Tiny intended to savor every moment; she lay in a circle of wildflowers and closed her eyes. Before long, the stillness was interrupted by a quiet whimper. She frowned–sat up–no one was in sight. A dragonfly danced his way through the bracken, no it wasn’t him. Nor was the sound coming from the ruby-throated hummingbird hovering at the trumpet vines. The whine was turning into a wail and appeared to be coming from the hibiscus blooms. Tiny peeled back the delicate petals to reveal Little Bee, huddled around the pistil and bawling her heart out.
“Oh my, Little Bee!” said Tiny, “What is the matter?”
“I’m so sad, Tiny,” sobbed Little Bee, “I don’t want to say goodbye to summer.”
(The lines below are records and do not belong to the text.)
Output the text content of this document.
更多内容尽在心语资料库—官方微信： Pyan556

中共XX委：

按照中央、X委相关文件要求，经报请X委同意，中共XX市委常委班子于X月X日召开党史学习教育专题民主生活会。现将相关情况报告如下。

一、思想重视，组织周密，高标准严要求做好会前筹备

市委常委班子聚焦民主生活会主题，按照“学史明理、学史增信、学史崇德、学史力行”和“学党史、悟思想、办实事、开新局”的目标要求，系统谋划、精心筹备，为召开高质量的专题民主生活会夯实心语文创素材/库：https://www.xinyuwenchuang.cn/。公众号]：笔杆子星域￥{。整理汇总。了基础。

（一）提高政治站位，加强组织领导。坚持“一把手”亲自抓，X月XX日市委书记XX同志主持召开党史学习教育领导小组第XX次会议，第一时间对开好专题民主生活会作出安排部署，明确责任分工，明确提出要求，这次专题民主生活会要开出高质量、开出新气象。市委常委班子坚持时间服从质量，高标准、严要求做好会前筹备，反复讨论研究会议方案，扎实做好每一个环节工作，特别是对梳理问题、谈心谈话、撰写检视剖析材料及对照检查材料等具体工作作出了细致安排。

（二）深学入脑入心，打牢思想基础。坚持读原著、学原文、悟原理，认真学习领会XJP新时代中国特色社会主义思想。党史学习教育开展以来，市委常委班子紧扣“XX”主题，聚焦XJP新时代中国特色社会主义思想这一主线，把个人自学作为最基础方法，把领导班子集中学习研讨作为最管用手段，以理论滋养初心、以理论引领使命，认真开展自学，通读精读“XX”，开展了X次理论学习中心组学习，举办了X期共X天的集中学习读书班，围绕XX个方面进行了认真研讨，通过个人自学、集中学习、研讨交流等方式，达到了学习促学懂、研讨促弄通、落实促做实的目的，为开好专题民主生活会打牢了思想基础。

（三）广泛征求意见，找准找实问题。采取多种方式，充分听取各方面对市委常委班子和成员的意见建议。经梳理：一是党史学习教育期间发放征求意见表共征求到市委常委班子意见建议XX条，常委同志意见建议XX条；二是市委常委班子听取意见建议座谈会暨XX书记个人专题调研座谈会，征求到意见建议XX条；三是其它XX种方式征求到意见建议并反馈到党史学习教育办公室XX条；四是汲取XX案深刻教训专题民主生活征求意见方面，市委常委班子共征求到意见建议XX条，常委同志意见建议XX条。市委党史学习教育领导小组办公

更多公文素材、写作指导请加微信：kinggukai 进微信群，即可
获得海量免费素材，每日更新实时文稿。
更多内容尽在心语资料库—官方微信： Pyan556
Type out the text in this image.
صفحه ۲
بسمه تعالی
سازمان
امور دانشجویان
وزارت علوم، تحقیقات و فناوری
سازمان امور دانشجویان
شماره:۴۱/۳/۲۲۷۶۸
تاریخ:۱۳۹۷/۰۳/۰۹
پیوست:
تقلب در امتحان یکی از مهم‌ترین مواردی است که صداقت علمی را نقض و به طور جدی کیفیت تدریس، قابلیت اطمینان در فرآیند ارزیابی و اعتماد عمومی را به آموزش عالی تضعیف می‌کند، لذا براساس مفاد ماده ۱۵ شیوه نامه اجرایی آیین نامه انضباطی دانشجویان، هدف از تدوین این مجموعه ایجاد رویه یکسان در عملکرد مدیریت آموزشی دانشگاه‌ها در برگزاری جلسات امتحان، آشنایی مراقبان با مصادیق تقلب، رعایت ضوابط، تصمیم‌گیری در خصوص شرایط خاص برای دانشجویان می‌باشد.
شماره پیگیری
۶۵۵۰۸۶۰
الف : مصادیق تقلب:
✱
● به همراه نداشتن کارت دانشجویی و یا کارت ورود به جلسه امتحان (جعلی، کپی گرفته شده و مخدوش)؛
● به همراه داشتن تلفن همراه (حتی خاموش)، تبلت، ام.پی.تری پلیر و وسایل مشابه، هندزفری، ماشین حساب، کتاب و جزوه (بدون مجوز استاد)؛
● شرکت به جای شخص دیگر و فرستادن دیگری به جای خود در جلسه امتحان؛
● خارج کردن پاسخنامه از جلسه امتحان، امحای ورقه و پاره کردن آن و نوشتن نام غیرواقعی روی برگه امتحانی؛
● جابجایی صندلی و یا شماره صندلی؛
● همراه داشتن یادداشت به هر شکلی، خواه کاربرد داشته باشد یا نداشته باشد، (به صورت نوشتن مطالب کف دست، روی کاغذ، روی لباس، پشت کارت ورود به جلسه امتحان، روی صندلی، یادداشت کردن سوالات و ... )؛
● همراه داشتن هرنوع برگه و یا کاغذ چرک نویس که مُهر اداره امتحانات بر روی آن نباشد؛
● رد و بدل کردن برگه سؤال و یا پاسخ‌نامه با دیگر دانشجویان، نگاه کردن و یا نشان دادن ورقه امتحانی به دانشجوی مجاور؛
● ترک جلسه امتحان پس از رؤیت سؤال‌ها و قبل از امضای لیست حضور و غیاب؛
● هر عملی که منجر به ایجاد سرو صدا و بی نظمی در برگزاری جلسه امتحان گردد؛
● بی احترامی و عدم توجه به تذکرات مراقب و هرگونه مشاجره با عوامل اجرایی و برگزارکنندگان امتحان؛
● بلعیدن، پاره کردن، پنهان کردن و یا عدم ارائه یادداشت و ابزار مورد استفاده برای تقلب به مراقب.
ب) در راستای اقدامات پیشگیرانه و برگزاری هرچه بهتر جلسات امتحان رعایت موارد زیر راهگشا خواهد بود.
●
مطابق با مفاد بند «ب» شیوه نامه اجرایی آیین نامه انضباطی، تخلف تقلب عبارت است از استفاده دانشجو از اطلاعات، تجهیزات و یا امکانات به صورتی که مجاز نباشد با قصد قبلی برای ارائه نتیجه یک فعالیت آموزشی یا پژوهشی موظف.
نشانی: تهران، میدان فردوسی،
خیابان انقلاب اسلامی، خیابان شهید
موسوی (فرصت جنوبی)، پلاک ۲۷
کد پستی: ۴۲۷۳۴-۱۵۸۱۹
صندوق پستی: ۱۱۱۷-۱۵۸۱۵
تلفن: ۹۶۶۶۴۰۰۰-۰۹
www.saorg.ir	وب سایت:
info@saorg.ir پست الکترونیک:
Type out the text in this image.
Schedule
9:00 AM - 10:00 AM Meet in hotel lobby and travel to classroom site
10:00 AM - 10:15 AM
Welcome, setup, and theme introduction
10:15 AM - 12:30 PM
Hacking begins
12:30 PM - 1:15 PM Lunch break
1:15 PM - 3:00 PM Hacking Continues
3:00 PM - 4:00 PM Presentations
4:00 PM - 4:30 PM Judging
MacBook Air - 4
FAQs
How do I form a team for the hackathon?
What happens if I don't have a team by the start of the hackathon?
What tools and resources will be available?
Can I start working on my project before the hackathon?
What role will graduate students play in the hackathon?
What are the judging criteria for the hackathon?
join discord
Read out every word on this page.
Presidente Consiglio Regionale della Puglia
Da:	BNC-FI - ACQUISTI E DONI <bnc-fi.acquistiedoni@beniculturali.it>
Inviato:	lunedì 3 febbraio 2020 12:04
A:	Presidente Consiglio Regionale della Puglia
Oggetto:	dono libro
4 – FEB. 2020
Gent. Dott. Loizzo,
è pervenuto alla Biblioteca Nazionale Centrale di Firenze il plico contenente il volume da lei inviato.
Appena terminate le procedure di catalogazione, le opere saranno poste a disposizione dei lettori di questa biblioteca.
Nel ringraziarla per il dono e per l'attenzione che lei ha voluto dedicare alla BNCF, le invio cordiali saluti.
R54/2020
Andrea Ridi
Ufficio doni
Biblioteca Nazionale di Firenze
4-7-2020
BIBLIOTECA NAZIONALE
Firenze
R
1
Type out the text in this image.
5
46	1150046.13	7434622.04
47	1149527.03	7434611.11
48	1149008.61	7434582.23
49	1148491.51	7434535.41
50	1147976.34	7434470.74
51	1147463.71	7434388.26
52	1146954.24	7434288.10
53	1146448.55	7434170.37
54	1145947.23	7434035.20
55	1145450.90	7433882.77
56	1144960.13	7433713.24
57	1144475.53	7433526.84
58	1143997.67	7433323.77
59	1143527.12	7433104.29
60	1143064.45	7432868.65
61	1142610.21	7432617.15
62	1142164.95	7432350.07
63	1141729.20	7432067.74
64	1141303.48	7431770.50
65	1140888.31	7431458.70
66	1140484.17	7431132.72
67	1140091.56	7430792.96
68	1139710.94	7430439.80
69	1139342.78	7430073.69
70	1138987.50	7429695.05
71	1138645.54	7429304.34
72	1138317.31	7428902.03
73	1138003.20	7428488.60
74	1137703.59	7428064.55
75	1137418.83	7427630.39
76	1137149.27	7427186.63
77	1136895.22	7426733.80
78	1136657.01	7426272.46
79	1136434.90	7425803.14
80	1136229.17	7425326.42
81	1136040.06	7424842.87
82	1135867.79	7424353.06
Tiny felt the emptiness in her heart too. “I understand, it’s hard for everyone. But it will all be back next year, and so will you!” she said brightly.
“Soon the white blanket of death will be here, and it will all be gone!” Little Bee cried inconsolably. Tiny was at a loss for words. The sun was beaming and time appeared to be standing still, but she too knew what lay ahead.
“Little Bee, would you like a hug?” Little Bee managed a feeble nod. And so they lay arm in arm, cradled within the folds of the soft rose cocoon until the first of the autumn winds coiled through the dry meadow grass.